L. Innovation and HTA

Innovation generally refers to creation or development of something that is new or different. It is something that addresses the demand of, is accepted or adopted by, or is otherwise beneficial to users or markets. Innovations usually are in some way claimed to be more effective or otherwise better than existing technologies, thereby offering a meaningful desirable change. In health care and other fields, meaningful change is true (i.e., statistically significant) and of practical importance (i.e., clinically significant). To be successful in a market, innovation must be replicable at an acceptable cost.

Innovation in health care shares attributes of other fields. Examples of such attributes include: better (more effective), safer, faster, cheaper, easier to use, smaller, portable, more standardized, more reliable, and more environmentally friendly (“greener”). In recent years, such attributes as targeted, personalized, less-invasive, and secure (or confidential) have been increasingly sought in health care. HTA can account for all of these attributes of innovation. In particular, though, as a form of inquiry intended to support decision making and policymaking, HTA is especially oriented toward discerning improvements in health care outcomes, i.e., “better” and “safer.” Also, where decision makers and policymakers seek such information, HTA is oriented toward meaningful improvements in health care outcomes per incremental health expenditure. (In some decision-making contexts, the inverse is of interest, i.e., whether the cost per incremental improvement in health outcomes is acceptable.) In health care, this is innovation of value (Porter 2010).

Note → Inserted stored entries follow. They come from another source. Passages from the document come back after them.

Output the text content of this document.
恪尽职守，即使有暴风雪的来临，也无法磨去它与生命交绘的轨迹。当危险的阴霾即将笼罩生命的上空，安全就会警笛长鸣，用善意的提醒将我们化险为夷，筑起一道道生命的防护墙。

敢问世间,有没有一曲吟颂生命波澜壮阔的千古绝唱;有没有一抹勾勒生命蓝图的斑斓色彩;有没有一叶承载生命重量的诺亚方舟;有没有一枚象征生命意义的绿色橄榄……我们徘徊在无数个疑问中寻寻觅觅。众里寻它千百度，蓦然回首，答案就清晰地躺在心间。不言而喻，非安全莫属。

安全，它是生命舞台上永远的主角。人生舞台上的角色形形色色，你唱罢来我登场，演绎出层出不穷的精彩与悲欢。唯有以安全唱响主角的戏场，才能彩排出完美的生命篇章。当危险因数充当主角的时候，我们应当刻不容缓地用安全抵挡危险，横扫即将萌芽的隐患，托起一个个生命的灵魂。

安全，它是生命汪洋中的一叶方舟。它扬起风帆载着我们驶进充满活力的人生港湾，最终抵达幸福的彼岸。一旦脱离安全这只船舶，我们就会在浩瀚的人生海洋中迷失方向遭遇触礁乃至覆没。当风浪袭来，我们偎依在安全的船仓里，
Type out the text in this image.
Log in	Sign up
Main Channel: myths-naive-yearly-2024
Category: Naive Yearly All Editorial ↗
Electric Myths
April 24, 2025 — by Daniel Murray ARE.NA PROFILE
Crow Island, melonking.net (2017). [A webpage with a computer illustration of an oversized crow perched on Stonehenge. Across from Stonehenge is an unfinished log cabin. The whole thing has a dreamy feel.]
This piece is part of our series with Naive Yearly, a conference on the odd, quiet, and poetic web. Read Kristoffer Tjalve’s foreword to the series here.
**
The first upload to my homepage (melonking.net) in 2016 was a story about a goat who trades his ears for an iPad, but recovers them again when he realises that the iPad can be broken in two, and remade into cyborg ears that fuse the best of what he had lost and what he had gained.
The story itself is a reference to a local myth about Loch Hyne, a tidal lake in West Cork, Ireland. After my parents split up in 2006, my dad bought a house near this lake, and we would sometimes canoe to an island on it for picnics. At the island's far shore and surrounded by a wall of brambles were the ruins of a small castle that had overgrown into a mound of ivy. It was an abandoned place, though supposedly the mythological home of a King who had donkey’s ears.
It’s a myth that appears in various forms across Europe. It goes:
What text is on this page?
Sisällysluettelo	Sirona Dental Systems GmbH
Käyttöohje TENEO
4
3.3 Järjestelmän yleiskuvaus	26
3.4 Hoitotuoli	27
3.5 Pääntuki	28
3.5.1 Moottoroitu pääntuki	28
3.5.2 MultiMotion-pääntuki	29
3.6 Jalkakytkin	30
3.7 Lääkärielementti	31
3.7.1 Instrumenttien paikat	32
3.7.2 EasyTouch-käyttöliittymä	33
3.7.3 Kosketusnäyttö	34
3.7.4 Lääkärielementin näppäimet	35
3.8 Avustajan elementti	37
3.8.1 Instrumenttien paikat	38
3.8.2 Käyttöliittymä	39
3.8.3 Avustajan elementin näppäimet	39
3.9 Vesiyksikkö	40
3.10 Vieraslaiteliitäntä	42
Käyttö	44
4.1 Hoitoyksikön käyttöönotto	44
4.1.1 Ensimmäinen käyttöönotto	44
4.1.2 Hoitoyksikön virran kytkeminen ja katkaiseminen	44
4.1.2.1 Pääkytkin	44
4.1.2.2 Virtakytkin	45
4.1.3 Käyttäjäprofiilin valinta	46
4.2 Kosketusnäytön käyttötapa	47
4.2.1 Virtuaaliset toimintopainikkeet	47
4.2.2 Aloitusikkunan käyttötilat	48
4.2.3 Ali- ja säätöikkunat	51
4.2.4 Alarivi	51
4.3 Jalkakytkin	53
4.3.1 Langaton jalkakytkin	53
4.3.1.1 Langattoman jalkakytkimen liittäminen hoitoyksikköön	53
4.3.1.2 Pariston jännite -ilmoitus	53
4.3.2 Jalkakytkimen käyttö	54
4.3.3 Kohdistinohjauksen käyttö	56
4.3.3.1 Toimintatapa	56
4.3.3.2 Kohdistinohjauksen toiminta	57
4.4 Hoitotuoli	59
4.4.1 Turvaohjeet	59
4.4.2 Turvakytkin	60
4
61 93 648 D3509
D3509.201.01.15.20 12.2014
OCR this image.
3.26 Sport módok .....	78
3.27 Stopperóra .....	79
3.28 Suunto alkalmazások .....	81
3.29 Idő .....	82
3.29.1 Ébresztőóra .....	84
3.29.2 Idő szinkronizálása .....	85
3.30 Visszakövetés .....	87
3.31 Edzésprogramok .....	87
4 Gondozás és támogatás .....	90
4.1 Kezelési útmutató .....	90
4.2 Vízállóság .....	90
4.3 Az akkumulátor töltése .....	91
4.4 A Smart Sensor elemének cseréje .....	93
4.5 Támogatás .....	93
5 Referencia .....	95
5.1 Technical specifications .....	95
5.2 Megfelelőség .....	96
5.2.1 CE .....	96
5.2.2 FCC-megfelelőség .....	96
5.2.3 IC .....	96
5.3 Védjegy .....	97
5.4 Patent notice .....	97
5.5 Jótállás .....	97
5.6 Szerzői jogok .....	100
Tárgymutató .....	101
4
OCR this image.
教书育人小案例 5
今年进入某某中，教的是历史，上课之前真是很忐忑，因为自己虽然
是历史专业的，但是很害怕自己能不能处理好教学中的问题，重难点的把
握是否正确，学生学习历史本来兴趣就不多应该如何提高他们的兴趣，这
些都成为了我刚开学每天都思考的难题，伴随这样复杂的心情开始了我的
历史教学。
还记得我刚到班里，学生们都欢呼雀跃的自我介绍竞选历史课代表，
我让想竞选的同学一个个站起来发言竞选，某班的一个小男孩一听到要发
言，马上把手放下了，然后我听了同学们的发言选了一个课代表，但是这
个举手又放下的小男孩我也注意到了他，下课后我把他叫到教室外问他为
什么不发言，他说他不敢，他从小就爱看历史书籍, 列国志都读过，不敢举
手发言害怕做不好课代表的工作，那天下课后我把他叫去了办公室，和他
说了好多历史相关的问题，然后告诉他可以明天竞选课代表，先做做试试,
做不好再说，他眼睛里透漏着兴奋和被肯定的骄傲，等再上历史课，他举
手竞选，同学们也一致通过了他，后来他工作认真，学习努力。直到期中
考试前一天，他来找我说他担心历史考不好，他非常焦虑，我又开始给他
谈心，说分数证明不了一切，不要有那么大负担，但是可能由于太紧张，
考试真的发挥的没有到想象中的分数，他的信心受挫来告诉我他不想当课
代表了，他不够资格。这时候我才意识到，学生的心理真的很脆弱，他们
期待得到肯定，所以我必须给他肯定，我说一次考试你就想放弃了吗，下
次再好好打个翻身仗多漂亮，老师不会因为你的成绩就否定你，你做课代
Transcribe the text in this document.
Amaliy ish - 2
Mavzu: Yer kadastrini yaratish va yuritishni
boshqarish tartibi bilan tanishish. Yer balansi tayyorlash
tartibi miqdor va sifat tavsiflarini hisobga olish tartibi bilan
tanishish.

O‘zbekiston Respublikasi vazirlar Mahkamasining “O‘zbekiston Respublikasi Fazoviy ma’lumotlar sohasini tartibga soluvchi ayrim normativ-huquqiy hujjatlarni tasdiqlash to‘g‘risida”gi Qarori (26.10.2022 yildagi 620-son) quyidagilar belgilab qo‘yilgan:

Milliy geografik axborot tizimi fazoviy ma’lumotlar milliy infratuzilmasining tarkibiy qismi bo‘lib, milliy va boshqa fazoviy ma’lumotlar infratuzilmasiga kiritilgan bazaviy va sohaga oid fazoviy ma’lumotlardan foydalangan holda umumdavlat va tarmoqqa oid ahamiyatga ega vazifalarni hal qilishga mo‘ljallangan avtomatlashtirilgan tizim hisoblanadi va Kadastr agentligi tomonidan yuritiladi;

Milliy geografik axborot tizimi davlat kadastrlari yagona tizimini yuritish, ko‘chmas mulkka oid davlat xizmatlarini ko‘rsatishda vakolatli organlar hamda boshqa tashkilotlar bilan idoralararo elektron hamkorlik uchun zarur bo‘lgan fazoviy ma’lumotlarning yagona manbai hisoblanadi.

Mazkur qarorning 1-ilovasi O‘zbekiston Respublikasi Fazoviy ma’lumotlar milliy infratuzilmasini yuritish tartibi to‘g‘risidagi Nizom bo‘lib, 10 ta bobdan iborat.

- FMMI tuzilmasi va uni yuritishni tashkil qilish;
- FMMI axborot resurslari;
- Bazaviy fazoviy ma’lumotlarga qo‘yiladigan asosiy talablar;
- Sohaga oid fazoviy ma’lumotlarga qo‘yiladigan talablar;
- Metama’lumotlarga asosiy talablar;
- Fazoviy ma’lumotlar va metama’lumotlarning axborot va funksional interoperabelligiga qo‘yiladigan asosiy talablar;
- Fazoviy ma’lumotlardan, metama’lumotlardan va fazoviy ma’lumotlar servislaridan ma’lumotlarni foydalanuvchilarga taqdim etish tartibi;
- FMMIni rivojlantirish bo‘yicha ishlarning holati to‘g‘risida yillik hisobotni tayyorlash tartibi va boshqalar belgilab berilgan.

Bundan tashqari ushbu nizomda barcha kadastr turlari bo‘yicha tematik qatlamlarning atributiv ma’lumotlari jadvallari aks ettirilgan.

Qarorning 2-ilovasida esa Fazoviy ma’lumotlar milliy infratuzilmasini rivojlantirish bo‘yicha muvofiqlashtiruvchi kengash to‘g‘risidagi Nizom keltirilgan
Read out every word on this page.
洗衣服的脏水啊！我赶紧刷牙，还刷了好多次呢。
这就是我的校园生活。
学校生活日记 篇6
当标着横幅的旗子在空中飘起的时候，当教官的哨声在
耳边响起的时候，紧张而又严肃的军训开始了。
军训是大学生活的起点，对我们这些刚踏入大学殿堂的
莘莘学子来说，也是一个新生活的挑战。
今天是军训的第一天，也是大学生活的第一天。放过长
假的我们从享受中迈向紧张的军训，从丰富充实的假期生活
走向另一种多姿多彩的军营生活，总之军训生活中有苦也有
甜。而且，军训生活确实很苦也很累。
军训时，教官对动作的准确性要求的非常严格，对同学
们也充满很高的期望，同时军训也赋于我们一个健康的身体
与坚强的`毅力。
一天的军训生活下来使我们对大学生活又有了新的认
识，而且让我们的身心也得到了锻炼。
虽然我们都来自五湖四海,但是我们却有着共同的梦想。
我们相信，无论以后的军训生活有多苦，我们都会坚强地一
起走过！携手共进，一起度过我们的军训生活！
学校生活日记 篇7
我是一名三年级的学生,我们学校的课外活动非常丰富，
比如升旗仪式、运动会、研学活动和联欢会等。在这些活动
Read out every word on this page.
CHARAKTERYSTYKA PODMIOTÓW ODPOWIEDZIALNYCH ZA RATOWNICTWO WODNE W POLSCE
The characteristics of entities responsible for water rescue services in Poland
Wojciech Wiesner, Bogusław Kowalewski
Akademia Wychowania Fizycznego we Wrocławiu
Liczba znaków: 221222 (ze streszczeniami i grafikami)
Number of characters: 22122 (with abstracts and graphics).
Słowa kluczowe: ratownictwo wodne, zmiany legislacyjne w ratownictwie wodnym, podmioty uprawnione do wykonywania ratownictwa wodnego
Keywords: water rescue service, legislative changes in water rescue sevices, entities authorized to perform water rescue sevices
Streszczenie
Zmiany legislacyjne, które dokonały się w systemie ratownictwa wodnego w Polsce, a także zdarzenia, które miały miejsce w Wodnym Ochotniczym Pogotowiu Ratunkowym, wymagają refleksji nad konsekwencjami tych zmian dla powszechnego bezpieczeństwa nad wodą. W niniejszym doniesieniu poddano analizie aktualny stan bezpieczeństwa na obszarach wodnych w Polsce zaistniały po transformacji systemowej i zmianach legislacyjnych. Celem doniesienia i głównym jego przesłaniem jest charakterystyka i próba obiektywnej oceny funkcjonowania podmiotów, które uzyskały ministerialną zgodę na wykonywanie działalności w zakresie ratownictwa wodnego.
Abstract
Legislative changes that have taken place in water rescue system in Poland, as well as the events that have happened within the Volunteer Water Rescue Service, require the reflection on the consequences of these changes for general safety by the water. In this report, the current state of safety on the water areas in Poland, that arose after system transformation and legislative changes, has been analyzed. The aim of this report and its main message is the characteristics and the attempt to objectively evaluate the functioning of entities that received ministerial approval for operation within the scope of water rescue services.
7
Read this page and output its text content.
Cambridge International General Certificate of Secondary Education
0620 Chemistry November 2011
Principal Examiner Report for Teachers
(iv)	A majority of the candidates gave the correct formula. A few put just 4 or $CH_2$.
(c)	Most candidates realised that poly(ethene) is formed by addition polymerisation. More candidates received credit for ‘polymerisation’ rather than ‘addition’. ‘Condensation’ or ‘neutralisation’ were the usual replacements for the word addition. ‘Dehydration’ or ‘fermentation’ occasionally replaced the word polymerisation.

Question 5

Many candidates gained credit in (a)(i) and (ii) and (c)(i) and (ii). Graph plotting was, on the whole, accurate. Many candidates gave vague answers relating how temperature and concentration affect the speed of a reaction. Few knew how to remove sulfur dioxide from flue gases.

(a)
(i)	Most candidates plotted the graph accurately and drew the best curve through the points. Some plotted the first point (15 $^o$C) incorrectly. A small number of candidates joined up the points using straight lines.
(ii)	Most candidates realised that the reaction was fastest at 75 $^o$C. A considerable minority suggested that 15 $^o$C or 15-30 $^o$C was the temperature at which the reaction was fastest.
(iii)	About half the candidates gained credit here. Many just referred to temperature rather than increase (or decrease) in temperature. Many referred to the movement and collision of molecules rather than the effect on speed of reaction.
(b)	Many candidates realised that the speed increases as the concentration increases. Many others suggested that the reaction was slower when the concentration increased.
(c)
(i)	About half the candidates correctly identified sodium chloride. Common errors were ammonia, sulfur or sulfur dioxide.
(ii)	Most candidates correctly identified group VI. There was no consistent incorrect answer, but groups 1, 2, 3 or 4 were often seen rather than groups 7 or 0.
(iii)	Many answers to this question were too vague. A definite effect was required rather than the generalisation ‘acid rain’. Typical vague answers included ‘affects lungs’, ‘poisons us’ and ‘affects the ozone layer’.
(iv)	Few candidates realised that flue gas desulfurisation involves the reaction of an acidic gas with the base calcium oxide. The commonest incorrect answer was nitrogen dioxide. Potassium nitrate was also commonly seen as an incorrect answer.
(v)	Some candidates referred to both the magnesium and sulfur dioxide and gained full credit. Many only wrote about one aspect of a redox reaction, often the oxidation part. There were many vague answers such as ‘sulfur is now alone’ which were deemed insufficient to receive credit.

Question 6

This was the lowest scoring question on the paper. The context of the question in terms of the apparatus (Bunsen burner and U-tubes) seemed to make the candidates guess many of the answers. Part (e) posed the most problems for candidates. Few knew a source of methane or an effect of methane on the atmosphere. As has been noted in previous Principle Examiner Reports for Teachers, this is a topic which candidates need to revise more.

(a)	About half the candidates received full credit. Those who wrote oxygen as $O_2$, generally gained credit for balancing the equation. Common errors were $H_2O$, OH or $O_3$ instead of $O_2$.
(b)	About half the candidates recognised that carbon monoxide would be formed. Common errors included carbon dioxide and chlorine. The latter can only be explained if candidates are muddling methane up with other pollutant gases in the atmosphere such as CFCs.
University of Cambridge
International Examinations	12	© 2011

Certainly, HTA is subject to ongoing controversy pertaining to the relative value of investing in socially desirable goals when resources are scarce. For example, a goal of allocating resources efficiently for the broad population may compete with the goal of allocating resources for those who are most severely affected by ill health. Such tradeoffs or conflicting goals can affect what is considered to be innovation of value. The value of innovation may be considered to extend beyond health care impacts to sustaining the progress of science and technology and to employment, balance of trade, and other economic attributes. These issues pertaining to the value of innovation have arisen in various national HTA programs, such as for NICE in the UK (Green 2010, Kennedy 2009).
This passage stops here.